The Bladensburg World War I Veterans Memorial in Maryland just outside Washington D.C. went up to honor the 49 men from the area lost in that war, their bodies buried near faraway battlefields. It’s in the shape of a big cross because crosses mark most graves of the war’s fallen across Europe. It’s not about religion, but recalling actual graves.
Still, some say Bladensburg’s Peace Cross as it’s now called has to come down because it violates the so-called separation of church and state. That begs the question: what about other crosses at government-run locations?
Case Could Imperil Many Crosses Nationwide
When the U.S. Court of Appeals for the Fourth District ruled against the Peace Cross a while back, dissenting judge Paul Niemeyer warned that ruling, “…puts at risk hundreds, and perhaps thousands, of similar monuments,” including “similarly sized monuments incorporating crosses in the Arlington National Cemetery.”
So after the U.S. Supreme Court hears arguments in the case -- The American Legion, et al. v. American Humanist Association, et al. -- February 27, its ruling could have huge implications.
Lawyer Jeremy Dys with the First Liberty Institute told CBN News, “If this memorial is able to be destroyed, that means that bulldozer is going to turn from Bladensburg and roll across the Potomac River over to Arlington National Cemetery, where it will start knocking down the Argonne Cross, the Canadian Cross of Sacrifice, and may even make its way down to Teddy and Bobby Kennedy’s graves, which themselves have grave markers in the shape of a cross.”
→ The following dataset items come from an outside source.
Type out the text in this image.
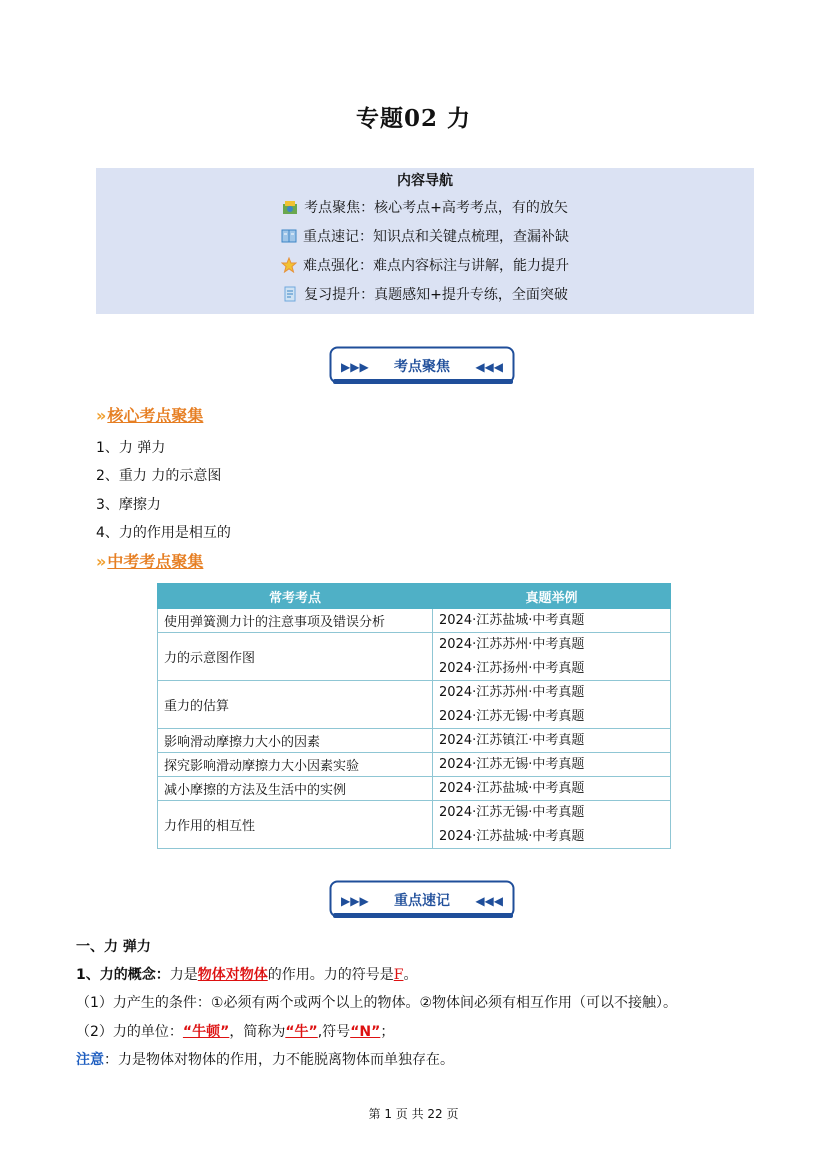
专题02 力
内容导航
考点聚焦：核心考点+高考考点，有的放矢
重点速记：知识点和关键点梳理，查漏补缺
难点强化：难点内容标注与讲解，能力提升
复习提升：真题感知+提升专练，全面突破
▶▶▶ 考点聚焦 ◀◀◀
»核心考点聚集
1、力 弹力
2、重力 力的示意图
3、摩擦力
4、力的作用是相互的
»中考考点聚集
常考考点	真题举例
使用弹簧测力计的注意事项及错误分析	2024·江苏盐城·中考真题

力的示意图作图	2024·江苏苏州·中考真题
2024·江苏扬州·中考真题

重力的估算	2024·江苏苏州·中考真题
2024·江苏无锡·中考真题

影响滑动摩擦力大小的因素	2024·江苏镇江·中考真题

探究影响滑动摩擦力大小因素实验	2024·江苏无锡·中考真题

减小摩擦的方法及生活中的实例	2024·江苏盐城·中考真题

力作用的相互性	2024·江苏无锡·中考真题
2024·江苏盐城·中考真题
▶▶▶ 重点速记 ◀◀◀
一、力 弹力
1、力的概念：力是物体对物体的作用。力的符号是F。
（1）力产生的条件：①必须有两个或两个以上的物体。②物体间必须有相互作用（可以不接触）。
（2）力的单位：“牛顿”，简称为“牛”,符号“N”；
注意：力是物体对物体的作用，力不能脱离物体而单独存在。
第 1 页 共 22 页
And that could happen across the country.
Has Government Used the Cross to Coerce Anyone?
First Liberty Institute is part of the legal team fighting for the cross to stay. That team insists the Peace Cross doesn’t go against the First Amendment, saying in its brief to the Supreme Court, the cross “…does not violate the Establishment Clause because it does not coerce belief in, observance of, or financial support for religion…”
This question of coercion could be the key issue of this case, because the writers of the First Amendment didn’t seem as much worried about government and religion touching, but of government trying to force religion on people or favoring one denomination over all others.
As Dys put it, “The Founding Fathers had something else totally in mind, that unless something is coercing someone into religious belief or physically creating an actual church, establishing a church that you have to worship at, that’s not an establishment of religion.”
It Took Just One Atheist Complaining
Is the Peace Cross even used for religious purposes? Cross-defenders argue in their brief to the high court, “In the near-century it has stood, the community has used the Peace Cross as a site for hundreds of events honoring veterans. By contrast, the record mentions only a single religious event that (may have) occurred at the Peace Cross, and that was in 1931 by an out-of-town preacher.”
But just one complaint has now led to this moment deciding if the cross stands or falls.
Dys explained, “In 2014 some atheist decided to sue the state of Maryland because they think it violates the Constitution to have it there. And they – and I’m quoting from their brief – they found it ‘offensive’ to even drive by it.”
If those who’ve demanded the Peace Cross come down think this is something most Americans want, they have another think coming. A new Barna poll out this week shows 84 percent of those surveyed want it to stay put. Just two percent want it demolished.